15 April 2025

Central Asian States Have Put Aside Their Territorial Disputes. Why Now?

Temur Umarov and Alibek Mukambayev

The Ferghana Valley, divided on the political map between Kyrgyzstan, Tajikistan, and Uzbekistan, has resembled a battlefield ever since the collapse of the Soviet Union. Hundreds of people have been killed in skirmishes and armed clashes in the region over the past three decades. Agricultural conditions rendered any kind of resolution seemingly impossible: resources are limited in this predominantly agrarian, densely populated, arid region. In addition, officials in all three states used the border conflicts for domestic political purposes.

On March 31, however, the presidents of Kyrgyzstan, Tajikistan, and Uzbekistan assembled in the Tajik city of Khujand to solemnly declare an end to all of their territorial disputes. Future conflicts cannot be ruled out completely. But for now, Central Asia’s leaders see far greater benefits from cooperation than from aggression. That might be the only guarantor of stability in the Ferghana region.

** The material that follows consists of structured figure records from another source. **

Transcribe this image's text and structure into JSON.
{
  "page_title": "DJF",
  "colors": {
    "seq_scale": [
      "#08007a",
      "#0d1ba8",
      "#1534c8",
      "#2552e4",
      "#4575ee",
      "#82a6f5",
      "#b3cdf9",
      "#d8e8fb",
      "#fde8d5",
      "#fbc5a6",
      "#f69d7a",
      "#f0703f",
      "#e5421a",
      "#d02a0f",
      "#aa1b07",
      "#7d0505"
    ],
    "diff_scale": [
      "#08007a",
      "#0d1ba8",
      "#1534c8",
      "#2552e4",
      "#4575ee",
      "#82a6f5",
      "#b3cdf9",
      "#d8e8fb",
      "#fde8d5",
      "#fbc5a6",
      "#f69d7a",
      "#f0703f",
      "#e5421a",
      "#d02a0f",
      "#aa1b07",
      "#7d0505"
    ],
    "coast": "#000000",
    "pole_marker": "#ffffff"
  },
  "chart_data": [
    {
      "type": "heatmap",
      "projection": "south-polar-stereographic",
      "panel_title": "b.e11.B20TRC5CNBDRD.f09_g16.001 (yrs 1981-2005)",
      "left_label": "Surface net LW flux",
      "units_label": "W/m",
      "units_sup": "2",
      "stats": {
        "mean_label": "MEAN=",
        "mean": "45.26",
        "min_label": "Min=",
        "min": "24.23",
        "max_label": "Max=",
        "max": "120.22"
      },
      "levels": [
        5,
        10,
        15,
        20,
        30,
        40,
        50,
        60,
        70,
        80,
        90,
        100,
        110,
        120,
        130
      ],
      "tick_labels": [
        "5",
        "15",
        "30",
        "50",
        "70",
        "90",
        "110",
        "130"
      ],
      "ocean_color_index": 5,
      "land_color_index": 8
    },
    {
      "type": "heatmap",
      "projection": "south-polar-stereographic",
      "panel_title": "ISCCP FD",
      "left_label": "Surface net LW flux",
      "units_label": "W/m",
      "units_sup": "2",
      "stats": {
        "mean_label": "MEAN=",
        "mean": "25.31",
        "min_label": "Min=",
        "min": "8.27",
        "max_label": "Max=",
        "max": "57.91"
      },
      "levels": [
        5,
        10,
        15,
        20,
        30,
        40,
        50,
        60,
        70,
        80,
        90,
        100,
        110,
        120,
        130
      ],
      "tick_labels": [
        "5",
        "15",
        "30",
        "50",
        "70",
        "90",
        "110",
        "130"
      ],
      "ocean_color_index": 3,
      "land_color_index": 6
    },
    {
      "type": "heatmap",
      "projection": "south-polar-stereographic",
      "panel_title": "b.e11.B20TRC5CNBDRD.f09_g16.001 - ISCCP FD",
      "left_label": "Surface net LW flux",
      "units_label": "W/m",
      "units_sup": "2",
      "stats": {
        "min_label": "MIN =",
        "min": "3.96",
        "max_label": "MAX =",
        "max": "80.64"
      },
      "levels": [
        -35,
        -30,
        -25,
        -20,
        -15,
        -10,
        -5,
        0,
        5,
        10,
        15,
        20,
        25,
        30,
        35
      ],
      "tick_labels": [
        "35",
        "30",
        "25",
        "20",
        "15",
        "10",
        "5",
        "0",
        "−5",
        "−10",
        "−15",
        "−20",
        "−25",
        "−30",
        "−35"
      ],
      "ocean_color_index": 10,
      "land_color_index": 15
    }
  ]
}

National borders in Central Asia were only demarcated in the 1950s, and the republics remained dissatisfied with the outcome. Regular conflicts occurred between the Central Asian republics even during the Soviet era, when the borders between them were purely administrative. When the Soviet Union fell, each newly independent state began to interpret discrepancies on old Soviet maps in its own favor, which only exacerbated the problem.